L’emploi du sulfate de cuivre fut interdit en 1860, ce qui n’empêcha pas les conserveurs de continuer à l’employer. En 1880, le Ministre de l’Agriculture rappelle cette interdiction en signalant que d’autres procédés ont été trouvés. En 1881 le Préfet de Nantes reçoit une lettre de la Préfecture de Police signalant que “parmi les échantillons déposés au laboratoire de chimie établi à la Préfecture de Police, certains de ces produits reconnus comme contenant du sulfate de cuivre ont été déclarés provenir de la Maison AMIEUX frères à Nantes”[1]. Par la suite l’interdiction des sels de cuivre sera levée en France mais sera maintenue dans d’autres pays comme les Etats-Unis, ce qui obligera de toutes façons les conserveurs à rechercher d’autres moyens. Ils utilisèrent entre autres le jus d’épinards pour redonner la couleur verte et au-delà tous les moyens permettant d’utiliser la coloration par la chlorophylle. Le petit pois ainsi reverdi était présenté dans les restaurants parisiens comme des “petits pois frais d’Afrique”.
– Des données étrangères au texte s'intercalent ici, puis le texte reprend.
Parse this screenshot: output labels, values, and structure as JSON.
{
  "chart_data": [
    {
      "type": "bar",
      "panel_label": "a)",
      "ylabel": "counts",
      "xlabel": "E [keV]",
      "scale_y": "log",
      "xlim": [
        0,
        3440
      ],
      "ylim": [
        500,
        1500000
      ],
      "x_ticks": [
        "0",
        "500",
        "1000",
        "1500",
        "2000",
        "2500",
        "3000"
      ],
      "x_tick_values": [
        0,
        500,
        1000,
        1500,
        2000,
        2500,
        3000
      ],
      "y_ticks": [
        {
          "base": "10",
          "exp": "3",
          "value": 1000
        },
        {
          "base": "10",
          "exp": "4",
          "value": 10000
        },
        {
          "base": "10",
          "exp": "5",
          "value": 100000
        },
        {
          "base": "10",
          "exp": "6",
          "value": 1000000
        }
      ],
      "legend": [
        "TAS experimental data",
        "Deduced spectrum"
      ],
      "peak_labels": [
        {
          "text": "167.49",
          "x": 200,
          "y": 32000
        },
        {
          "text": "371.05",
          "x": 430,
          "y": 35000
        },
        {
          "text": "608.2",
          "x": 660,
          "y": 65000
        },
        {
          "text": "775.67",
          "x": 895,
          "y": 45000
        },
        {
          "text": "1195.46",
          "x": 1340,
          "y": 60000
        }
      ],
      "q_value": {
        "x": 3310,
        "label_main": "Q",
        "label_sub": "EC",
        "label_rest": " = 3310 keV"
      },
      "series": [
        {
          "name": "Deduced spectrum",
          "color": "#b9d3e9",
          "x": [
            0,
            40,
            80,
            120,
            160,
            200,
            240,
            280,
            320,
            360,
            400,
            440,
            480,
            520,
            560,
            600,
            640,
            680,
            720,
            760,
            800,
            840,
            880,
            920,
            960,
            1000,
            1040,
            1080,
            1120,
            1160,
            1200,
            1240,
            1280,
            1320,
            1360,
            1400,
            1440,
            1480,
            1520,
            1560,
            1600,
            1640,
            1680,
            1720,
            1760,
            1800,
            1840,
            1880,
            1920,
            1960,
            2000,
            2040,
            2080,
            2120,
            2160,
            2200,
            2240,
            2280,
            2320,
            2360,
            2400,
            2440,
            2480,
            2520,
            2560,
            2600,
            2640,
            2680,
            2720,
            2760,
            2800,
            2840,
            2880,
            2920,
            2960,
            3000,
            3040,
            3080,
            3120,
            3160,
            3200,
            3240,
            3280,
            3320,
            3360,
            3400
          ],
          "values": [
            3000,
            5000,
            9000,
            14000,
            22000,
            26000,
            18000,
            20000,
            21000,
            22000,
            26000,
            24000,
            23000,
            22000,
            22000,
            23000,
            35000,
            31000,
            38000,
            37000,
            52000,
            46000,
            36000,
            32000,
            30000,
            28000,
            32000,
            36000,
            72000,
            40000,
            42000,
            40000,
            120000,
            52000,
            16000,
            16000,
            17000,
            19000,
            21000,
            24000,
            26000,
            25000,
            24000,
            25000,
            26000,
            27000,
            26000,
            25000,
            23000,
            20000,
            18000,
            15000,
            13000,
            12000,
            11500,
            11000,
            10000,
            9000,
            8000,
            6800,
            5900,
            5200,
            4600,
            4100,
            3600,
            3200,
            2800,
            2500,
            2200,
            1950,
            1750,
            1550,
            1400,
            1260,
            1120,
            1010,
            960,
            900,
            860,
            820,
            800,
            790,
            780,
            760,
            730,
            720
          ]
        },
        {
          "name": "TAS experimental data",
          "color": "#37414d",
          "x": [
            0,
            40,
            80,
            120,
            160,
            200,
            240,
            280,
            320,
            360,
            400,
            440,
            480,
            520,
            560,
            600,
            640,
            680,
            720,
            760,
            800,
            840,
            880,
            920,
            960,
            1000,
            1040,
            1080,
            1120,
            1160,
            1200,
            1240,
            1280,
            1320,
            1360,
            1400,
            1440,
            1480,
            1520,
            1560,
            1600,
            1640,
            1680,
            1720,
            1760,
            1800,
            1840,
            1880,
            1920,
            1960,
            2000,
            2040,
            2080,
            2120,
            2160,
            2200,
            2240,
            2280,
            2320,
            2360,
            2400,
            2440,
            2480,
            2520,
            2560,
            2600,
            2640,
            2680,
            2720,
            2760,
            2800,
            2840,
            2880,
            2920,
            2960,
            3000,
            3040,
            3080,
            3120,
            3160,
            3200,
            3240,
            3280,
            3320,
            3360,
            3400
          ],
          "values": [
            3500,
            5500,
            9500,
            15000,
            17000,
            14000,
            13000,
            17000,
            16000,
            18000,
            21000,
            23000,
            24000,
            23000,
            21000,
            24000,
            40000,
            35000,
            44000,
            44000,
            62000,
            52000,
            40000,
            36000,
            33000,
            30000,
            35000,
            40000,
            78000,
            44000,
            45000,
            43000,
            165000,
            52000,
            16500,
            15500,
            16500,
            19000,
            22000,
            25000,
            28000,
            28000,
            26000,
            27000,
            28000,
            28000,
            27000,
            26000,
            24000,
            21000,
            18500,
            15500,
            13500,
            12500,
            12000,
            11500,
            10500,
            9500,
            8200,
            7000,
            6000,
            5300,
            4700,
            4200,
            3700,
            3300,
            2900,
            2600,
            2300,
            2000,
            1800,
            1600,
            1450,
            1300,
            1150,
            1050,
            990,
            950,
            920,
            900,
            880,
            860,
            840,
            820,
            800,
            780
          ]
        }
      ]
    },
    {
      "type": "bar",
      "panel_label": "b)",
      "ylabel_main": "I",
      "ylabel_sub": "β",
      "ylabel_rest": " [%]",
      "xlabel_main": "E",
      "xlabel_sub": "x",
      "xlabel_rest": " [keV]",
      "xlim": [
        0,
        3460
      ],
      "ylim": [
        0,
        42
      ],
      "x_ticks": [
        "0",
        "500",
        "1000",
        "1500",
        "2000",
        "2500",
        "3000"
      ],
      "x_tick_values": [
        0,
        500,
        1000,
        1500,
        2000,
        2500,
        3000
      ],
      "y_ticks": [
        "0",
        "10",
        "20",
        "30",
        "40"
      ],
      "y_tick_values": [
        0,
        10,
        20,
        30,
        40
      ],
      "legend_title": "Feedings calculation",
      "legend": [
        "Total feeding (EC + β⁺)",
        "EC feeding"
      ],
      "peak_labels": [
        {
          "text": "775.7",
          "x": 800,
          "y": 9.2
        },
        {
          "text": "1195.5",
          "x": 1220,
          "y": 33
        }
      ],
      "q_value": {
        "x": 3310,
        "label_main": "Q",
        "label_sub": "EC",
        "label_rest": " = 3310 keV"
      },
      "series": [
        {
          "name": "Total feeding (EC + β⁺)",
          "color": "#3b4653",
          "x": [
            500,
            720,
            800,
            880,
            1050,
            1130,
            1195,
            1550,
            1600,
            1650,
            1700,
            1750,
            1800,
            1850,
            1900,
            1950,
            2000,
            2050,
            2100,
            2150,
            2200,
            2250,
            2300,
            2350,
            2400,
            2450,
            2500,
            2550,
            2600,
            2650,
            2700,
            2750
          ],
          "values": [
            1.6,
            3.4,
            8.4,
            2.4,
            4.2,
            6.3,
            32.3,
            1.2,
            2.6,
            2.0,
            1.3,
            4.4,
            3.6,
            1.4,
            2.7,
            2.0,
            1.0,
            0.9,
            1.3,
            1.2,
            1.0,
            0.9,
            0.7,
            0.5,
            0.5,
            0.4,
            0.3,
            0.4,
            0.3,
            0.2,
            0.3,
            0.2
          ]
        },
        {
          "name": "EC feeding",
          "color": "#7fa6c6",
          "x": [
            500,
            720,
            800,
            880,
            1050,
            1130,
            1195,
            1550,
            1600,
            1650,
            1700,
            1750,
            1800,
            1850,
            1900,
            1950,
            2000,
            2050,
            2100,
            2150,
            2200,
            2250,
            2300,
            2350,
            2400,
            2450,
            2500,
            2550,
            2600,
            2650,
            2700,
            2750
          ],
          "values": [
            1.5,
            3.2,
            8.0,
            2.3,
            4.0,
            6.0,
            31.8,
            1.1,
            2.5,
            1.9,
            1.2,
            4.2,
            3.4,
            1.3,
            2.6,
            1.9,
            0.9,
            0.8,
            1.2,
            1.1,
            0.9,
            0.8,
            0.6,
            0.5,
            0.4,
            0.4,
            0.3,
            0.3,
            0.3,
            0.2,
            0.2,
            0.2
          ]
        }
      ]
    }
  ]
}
A partir des années 1880, la production des conserves de petits pois va subir une mutation qui nous oblige à revenir loin en arrière dans l’histoire. En 1681 parait à Londres un ouvrage ayant pour titre The New Digester et dont l’auteur est un français, Denis PAPIN. L’ouvrage est traduit en français et publié sous le titre : “La manière d’amollir les os et de faire cuire toutes sortes de viandes en fort peu de temps et à peu de frais, avec une description de la machine dont il faut se servir pour cet effet, ses propriétés et ses usages, confirmés par plusieurs expériences, nouvellement inventée par M. PAPIN, docteur en médecine” [2]
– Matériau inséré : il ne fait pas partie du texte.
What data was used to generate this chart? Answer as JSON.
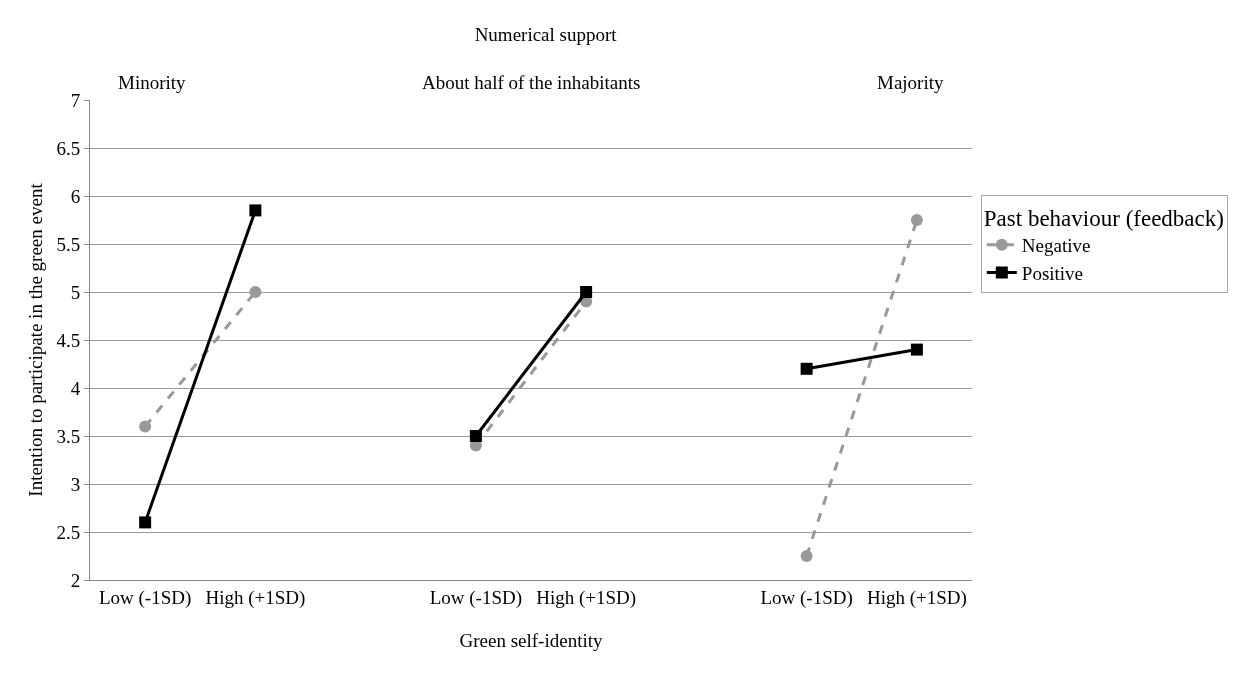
{
  "chart_data": {
    "type": "line",
    "title": "Numerical support",
    "xlabel": "Green self-identity",
    "ylabel": "Intention to participate in the green event",
    "legend_title": "Past behaviour (feedback)",
    "categories": [
      "Low (-1SD)",
      "High (+1SD)",
      null,
      "Low (-1SD)",
      "High (+1SD)",
      null,
      "Low (-1SD)",
      "High (+1SD)"
    ],
    "series": [
      {
        "name": "Negative",
        "color": "#999999",
        "marker": "circle",
        "line_style": "dashed",
        "values": [
          3.6,
          5.0,
          null,
          3.4,
          4.9,
          null,
          2.25,
          5.75
        ]
      },
      {
        "name": "Positive",
        "color": "#000000",
        "marker": "square",
        "line_style": "solid",
        "values": [
          2.6,
          5.85,
          null,
          3.5,
          5.0,
          null,
          4.2,
          4.4
        ]
      }
    ],
    "annotations": [
      "Minority",
      "About half of the inhabitants",
      "Majority"
    ],
    "ylim": [
      2,
      7
    ],
    "yticks": [
      2,
      2.5,
      3,
      3.5,
      4,
      4.5,
      5,
      5.5,
      6,
      6.5,
      7
    ],
    "grid": "y",
    "legend": "right"
  }
}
1 Archives Municipales – Série 1 M 1559 – Lettre du 3 octobre 1881.
2 Cité dans Louis FIGUIER. Exposition et histoire des principales découvertes scientifiques modernes (5ème édition) – Paris 1858 tome 1 – p. 68.
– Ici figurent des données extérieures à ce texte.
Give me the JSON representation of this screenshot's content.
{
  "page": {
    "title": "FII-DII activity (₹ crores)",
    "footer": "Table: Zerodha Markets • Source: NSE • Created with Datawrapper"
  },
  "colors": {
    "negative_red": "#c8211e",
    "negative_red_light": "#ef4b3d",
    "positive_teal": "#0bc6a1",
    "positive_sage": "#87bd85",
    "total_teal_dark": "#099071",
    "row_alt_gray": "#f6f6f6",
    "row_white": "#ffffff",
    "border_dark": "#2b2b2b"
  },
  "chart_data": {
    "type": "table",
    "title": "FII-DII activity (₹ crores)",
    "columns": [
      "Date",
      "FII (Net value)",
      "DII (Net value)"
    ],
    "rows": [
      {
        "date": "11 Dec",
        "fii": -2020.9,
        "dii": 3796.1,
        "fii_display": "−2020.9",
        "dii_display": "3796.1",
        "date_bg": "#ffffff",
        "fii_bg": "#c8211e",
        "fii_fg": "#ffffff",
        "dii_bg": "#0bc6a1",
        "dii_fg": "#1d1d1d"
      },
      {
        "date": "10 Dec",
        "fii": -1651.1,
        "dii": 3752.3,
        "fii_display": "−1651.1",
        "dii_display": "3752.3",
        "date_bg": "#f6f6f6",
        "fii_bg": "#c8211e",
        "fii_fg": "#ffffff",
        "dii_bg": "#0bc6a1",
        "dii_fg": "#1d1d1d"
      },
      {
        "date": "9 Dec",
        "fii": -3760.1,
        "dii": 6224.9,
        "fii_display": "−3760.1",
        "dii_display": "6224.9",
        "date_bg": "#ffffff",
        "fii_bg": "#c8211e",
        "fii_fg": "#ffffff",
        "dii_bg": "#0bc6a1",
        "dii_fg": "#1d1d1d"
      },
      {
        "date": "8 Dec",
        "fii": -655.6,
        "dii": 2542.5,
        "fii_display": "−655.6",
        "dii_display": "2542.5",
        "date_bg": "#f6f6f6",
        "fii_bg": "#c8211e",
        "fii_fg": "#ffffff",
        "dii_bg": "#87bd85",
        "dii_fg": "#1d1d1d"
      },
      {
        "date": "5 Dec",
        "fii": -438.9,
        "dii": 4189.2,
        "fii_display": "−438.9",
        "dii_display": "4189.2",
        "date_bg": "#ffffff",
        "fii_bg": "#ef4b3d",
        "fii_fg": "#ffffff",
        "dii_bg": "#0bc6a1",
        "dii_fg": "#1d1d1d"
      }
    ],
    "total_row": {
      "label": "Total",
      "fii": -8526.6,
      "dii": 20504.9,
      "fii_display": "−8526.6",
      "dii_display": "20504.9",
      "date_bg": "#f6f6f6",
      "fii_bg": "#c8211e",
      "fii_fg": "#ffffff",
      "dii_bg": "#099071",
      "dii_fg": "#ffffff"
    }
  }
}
L’appareil fut connu sous le nom de digesteur ou marmite de PAPIN : “PAPIN commence par donner la description de son digesteur. L’appareil se compose de deux cylindres creux rentrant l’un dans l’autre : le premier à parois métalliques très épaisses, renferme l’eau que l’on doit convertir en vapeur ; le second, plus petit, sert à contenir les viandes. Tout l’appareil est fermé par un épais couvercle métallique s’adaptant parfaitement aux contours du cylindre, auquel il est fixé par des écrous très solides : quand on veut s’en servir, on le place sur un fourneau allumé. La marmite de PAPIN n’est donc qu’une sorte de bain-marie, dans lequel seulement la vapeur renfermée dans un espace clos, ne peut se dégager au dehors. Après avoir donné la description de sa marmite, PAPIN ajoute : “Cette machine est sans doute fort simple et peu sujette à se gâter, mais elle est incommode en ce qu’on ne regarde pas dedans aussi aisément que dans le pot ordinaire, et comme elle fait plus ou moins d’effet, selon que l’eau qui y est se trouve plus ou moins pressée, et aussi que la chaleur est plus ou moins grande, il pourrait arriver quelquefois que vous tireriez vos viandes avant qu’elles fussent cuites, et d’autres fois que vous les laisseriez brûler ; ainsi il a fallu chercher des moyens pour connaître et la quantité de pression qui est dans la machine, et le degré de chaleur.
“Il n’y a qu’à faire un petit tuyau ouvert des deux bouts, et l’ayant soudé sur un trou fait au couvercle, il faut appliquer sur l’ouverture d’en haut de ce tuyau une petite soupape bien exacte et garnie de papier”.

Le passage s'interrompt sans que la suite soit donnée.